Greenpeace hatte herausgefunden, dass im iPhone bromhaltige Flammschutzmittel und PVC verbaut sind und sieht darin einen Widerspruch zu Steve Jobs' Versprechen, sich für umweltfreundlichere Produkte einzusetzen. Ein Sprecher von Apple wies daraufhin gegenüber Macworld darauf hin, dass die im iPhone verwendeten Materialien den RoHS, den Restriction of Hazardous Substances ( Wikipedia-Link ) entsprechen. Zudem habe sich Apple freiwillig verpflichtet, bis Ende 2008 PVC und bromhaltige Materialien nicht mehr zu verwenden. Der US-Branchenverband Bromine Science and Environmental Forum BSEF holt weiter aus. Greenpeace habe unzureichende Messmethoden verwendet, so die Lobbyisten. "Es wird nur Brom nachgewiesen, aber nicht die genaue Zusammensetzung der Chemikalie. Deshalb ist der Bericht reine Spekulation. Greenpeace schlägt ohne jeden Grund Alarm." Außerdem reagiere die bromhaltige Substanz im Produktionsprozess mit anderen Materialien und könne dadurch nicht mehr in die Umwelt gelangen. Abgesehen davon gebe es zur Zeit keine Alternativen zu bromhaltigen Flammschutzmitteln. Diese seien bei elektronischen Geräten wichtig, da aus großen Mengen entflammbaren Kunststoffs bestünden.

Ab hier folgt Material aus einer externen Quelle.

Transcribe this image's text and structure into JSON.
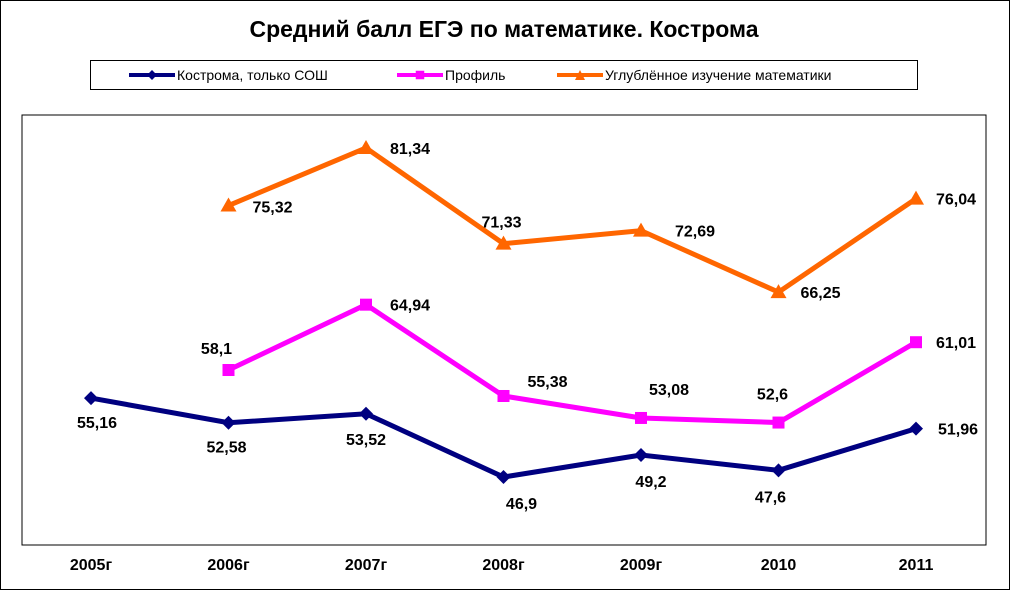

Greenpeace weist im Gegenzug den Vorwurf der unkorrekten Analyse zurück. Die Messmethoden seien allgemein anerkannt. Zudem hätten Bromverbindungen in neun von 18 im iPhone verwendeten Materialien gesteckt. Diese alle zu prüfen sei schlicht zu teuer und zu aufwendig gewesen - falls es überhaupt mit aktuellen Messmethoden möglich wäre, die genaue Zusammensetzung und Konzentration herauszufinden. Und eine Gefahr gehe von bromhaltigen Substanzen sehr wohl aus, nämlich beim Recyclen der Altgeräte und bei der Montage - wenn nämlich beispielsweise in China elektronische Geräte mit der Hand zusammengesetzt werden. In Richtung Apple ist dann noch der folgende Hinweis von Greenpeace gemeint. Die Umweltschützer räumen ein, dass die bromhaltigen Flammschutzmittel den EU-Richtlinien entsprechen. Aber die Richtlinien würden nicht alle gesundheitsschädlichen Chemikalien umfassen. Und ein Unternehmen, dass innovativ sein wolle, möge auch in Sachen Umweltverträglichkeit voran gehen.